Monday, March 11, 2013

Setting the stage

by Joan

When we moved from Maryland to Texas almost eight years ago, we purged fifteen years of accumulated “stuff,” gave mountains of action figures and clothes to younger neighborhood boys, and sold or donated most of our furniture. Texas would be a new start with a new style. In Dallas, we found a few go-to furniture stores, ogled in others for ideas, installed window treatments, hung art and accessorized with vases and pillows. We made space for trinkets we'd picked up in our travels, a salmon-eating wooden bear from Alaska, an ancient Greek urn, a Turkish clay bottle and lots of pictures.
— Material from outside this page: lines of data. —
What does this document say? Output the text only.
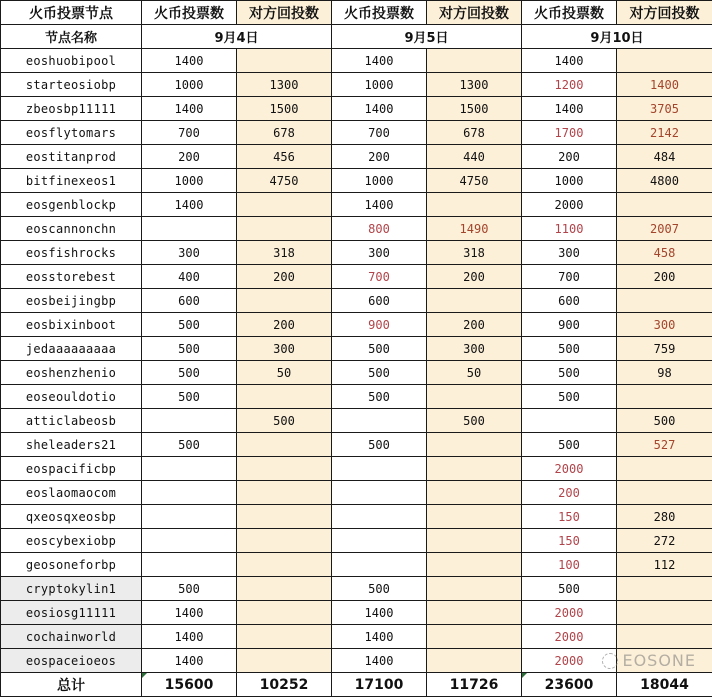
火币投票节点	火币投票数	对方回投数	火币投票数	对方回投数	火币投票数	对方回投数
节点名称	9月4日		9月5日		9月10日	
eoshuobipool	1400		1400		1400	
starteosiobp	1000	1300	1000	1300	1200	1400
zbeosbp11111	1400	1500	1400	1500	1400	3705
eosflytomars	700	678	700	678	1700	2142
eostitanprod	200	456	200	440	200	484
bitfinexeos1	1000	4750	1000	4750	1000	4800
eosgenblockp	1400		1400		2000	
eoscannonchn			800	1490	1100	2007
eosfishrocks	300	318	300	318	300	458
eosstorebest	400	200	700	200	700	200
eosbeijingbp	600		600		600	
eosbixinboot	500	200	900	200	900	300
jedaaaaaaaaa	500	300	500	300	500	759
eoshenzhenio	500	50	500	50	500	98
eoseouldotio	500		500		500	
atticlabeosb		500		500		500
sheleaders21	500		500		500	527
eospacificbp					2000	
eoslaomaocom					200	
qxeosqxeosbp					150	280
eoscybexiobp					150	272
geosoneforbp					100	112
cryptokylin1	500		500		500	
eosiosg11111	1400		1400		2000	
cochainworld	1400		1400		2000	
eospaceioeos	1400		1400		2000	
总计	15600	10252	17100	11726	23600	18044
EOSONE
Within a year we sat back and admired our eclectic choices.

Now as empty nesters we find it’s time to move again. "Rightsizing" the realtor called it. She sent a complimentary interior designer to stage our house for showing. For years I thought our house was well decorated, stylish even, but soon it became apparent I was a hack wannabe.

I heard, “This fabric doesn’t go with that painting,” and “No, these must go,” about my attempt at a silk flower design. Even my husband chimed in. “Yeah, she has many talents, but decorating isn’t one of them.” When we got to the guest sink, separate from the Jack-n-Jill, the designer picked up a small bowl of fake lemons and limes. “Oh, no no no. No fruit in the bathroom.” I felt crushed. Embarrassed. I had no style. Worse, I didn’t know I had no style.
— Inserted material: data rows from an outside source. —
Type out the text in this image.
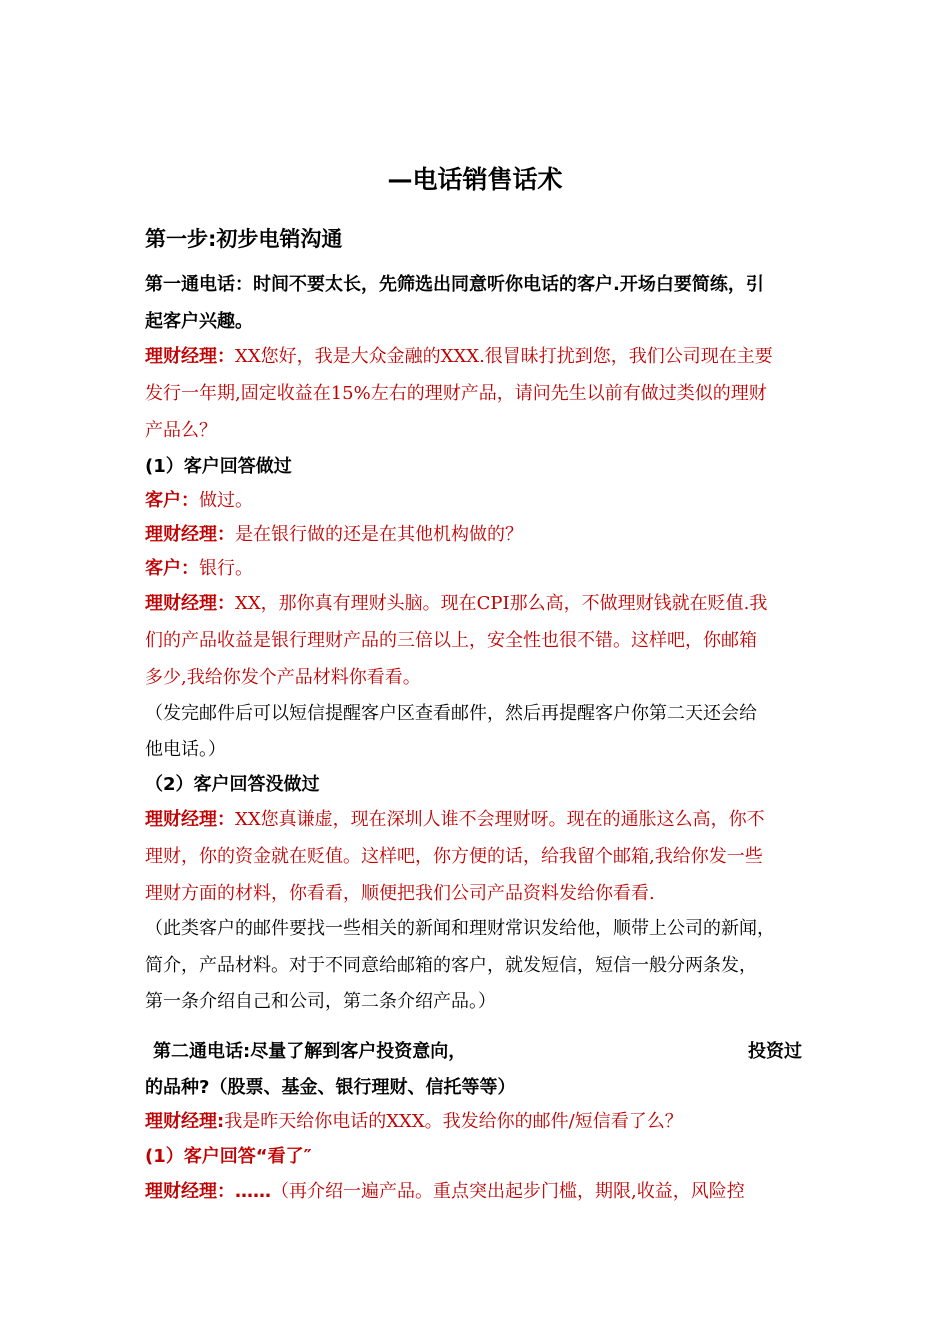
—电话销售话术
第一步:初步电销沟通
第一通电话：时间不要太长，先筛选出同意听你电话的客户.开场白要简练，引
起客户兴趣。
理财经理：XX您好，我是大众金融的XXX.很冒昧打扰到您，我们公司现在主要
发行一年期,固定收益在15%左右的理财产品，请问先生以前有做过类似的理财
产品么？
(1）客户回答做过
客户：做过。
理财经理：是在银行做的还是在其他机构做的？
客户：银行。
理财经理：XX，那你真有理财头脑。现在CPI那么高，不做理财钱就在贬值.我
们的产品收益是银行理财产品的三倍以上，安全性也很不错。这样吧，你邮箱
多少,我给你发个产品材料你看看。
（发完邮件后可以短信提醒客户区查看邮件，然后再提醒客户你第二天还会给
他电话。）
（2）客户回答没做过
理财经理：XX您真谦虚，现在深圳人谁不会理财呀。现在的通胀这么高，你不
理财，你的资金就在贬值。这样吧，你方便的话，给我留个邮箱,我给你发一些
理财方面的材料，你看看，顺便把我们公司产品资料发给你看看.
（此类客户的邮件要找一些相关的新闻和理财常识发给他，顺带上公司的新闻，
简介，产品材料。对于不同意给邮箱的客户，就发短信，短信一般分两条发，
第一条介绍自己和公司，第二条介绍产品。）
第二通电话:尽量了解到客户投资意向，	投资过
的品种?（股票、基金、银行理财、信托等等）
理财经理:我是昨天给你电话的XXX。我发给你的邮件/短信看了么？
(1）客户回答“看了″
理财经理：……（再介绍一遍产品。重点突出起步门槛，期限,收益，风险控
She went on to point out the things we’d done right. “Let a buyer see the lovely floor plan, the potential for what they could do with it." We made a list of furniture to remove or relocate, accessories to pack away to make the rooms look as inviting as possible. I didn’t see the house as cluttered because I liked every trinket and knick-knack in it. They were my darlings.

After several agents rejected my full manuscript over the past year, I began to think I had no writing style. Maybe I was just a hack wannabe and nobody had the nerve to tell me. Since my partials were turning into full requests, I knew that couldn’t be exactly true. But I also knew there was something wrong. Why weren’t the fulls turning into offers of representation?

I needed professional help. I hired Stephanie Cowell, author of the beautiful Claude & Camille, as an advisory editor. Like my house stager, Stephanie pointed out plot clutter, sidetrack plotlines or details that got in the way of the main story. Just as I hadn’t seen my house clutter, I couldn’t see clutter in my manuscript because I liked everything in it.

Stephanie's detailed notes delivered exactly what I needed to hear. She captured the essence of my manuscript, pointed out not only what was working or not, but also the "why" of it. She gave me specific examples of chapters or scenes that needed clarification or grounding. She validated my characters, not by offering vague praise, but by pointing out what captured her heart. I will be forever grateful!

I would highly recommend her editing skills to writers seeking an objective, insightful look at their work. Thanks to her keen eye and close review, several agents are now reading my manuscript.

Next weekend I will deliver my house to another type of agent. And hope the offers pour in.